I did have spf, dkim and dcim records. Add these to the list of good practice.
Ironically, my server is set up to block inbound mail from servers without reverse dns. That rule blocks a lot of mail but it is all spam. I have no doubt that dnsbl rules would step in if I deleted that rule.
You’re right, nothing specific to SMTP. I am not well versed enough in protocols to know if a reverse proxy would work for an email server and was hoping someone more knowledgeable would answer the question
I’m still in a research phase to see what is possible and what costs (money and time) are involved in each method. My friends and I are currently using just enough storage (20-35GB) that most VPS providers would charge about $20+/month due to storage capacity alone. So I started researching what it might cost to run a physical server at home. The segmenting and firewalling of my home network is an acceptable cost because I think I want to do it anyway.
Spectrum is in my area and their website advertises $65/month for “business class” with the same bandwidth I have now and another $15/month for a static IP. I still need to call them and ask what is included in that plan, but it might be worth it if I can run an email server with that.
That sounds like a really great idea. Thank you. What do you recommend for getting started with the design you described? I’m used to FreeBSD, but used a little bit of CentOS at work, too. I’d be willing to learn most Unix-like systems.
Well, it’ll still be a potential help with websites. Thank you for sharing this!
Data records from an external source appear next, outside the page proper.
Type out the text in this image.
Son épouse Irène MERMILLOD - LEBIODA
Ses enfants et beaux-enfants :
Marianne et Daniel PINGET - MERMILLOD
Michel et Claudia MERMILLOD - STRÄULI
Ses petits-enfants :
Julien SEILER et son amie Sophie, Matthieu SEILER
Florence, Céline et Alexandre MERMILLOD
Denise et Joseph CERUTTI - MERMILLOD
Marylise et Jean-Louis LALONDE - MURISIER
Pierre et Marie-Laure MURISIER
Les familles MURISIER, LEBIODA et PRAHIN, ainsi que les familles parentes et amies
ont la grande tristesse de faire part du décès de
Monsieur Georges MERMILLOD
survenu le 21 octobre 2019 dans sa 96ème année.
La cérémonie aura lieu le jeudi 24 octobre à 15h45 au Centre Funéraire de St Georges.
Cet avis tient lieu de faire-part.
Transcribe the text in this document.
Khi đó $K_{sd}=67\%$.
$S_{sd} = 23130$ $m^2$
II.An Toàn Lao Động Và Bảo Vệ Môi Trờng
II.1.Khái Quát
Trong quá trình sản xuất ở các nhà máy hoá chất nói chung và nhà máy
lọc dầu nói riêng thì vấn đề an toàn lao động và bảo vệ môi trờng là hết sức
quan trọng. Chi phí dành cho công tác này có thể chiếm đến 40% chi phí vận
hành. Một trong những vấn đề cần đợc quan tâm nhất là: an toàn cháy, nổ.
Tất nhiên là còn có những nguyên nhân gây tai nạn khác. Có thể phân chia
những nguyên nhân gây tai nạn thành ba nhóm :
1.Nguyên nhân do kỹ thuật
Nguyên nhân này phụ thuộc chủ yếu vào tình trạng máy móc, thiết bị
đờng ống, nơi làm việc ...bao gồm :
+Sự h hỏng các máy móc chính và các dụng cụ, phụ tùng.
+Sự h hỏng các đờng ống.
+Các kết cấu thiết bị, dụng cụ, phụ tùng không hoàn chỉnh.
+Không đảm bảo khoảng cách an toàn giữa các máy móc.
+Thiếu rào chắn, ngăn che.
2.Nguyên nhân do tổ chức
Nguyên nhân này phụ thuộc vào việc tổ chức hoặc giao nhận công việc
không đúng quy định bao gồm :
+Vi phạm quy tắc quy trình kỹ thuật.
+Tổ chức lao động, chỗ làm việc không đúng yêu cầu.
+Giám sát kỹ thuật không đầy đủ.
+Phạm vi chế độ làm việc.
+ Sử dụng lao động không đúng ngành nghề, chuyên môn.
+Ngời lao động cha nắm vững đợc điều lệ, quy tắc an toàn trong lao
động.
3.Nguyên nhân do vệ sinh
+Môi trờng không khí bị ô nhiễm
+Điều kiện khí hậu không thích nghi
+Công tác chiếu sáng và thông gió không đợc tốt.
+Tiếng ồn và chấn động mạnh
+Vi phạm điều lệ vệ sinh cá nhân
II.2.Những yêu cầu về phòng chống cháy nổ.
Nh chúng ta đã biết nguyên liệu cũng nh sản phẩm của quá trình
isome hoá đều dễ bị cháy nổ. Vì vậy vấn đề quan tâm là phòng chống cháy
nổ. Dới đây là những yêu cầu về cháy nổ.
I enjoy learning about networking tricks like this one. And maybe someone will come along and fill in the gaps in our mutual knowledge.
If you pay 20$ per month for a VPS with just 35GB of disk space, you are serverly overpaying. That‘s easily available for ~5$/month without even considering the super cheap providers and that‘s why I meant it‘s probably cheaper to get an VPS than to get a static IP.
I’d get a VPS from any provider you want (just make sure it has a static IPv4 address), configure and test (ping) a Wireguard tunnel between VPS and your local server.
Once you have that, try to expose a simple web server through it and see if you can access it via VPS’s public IP, and go from there.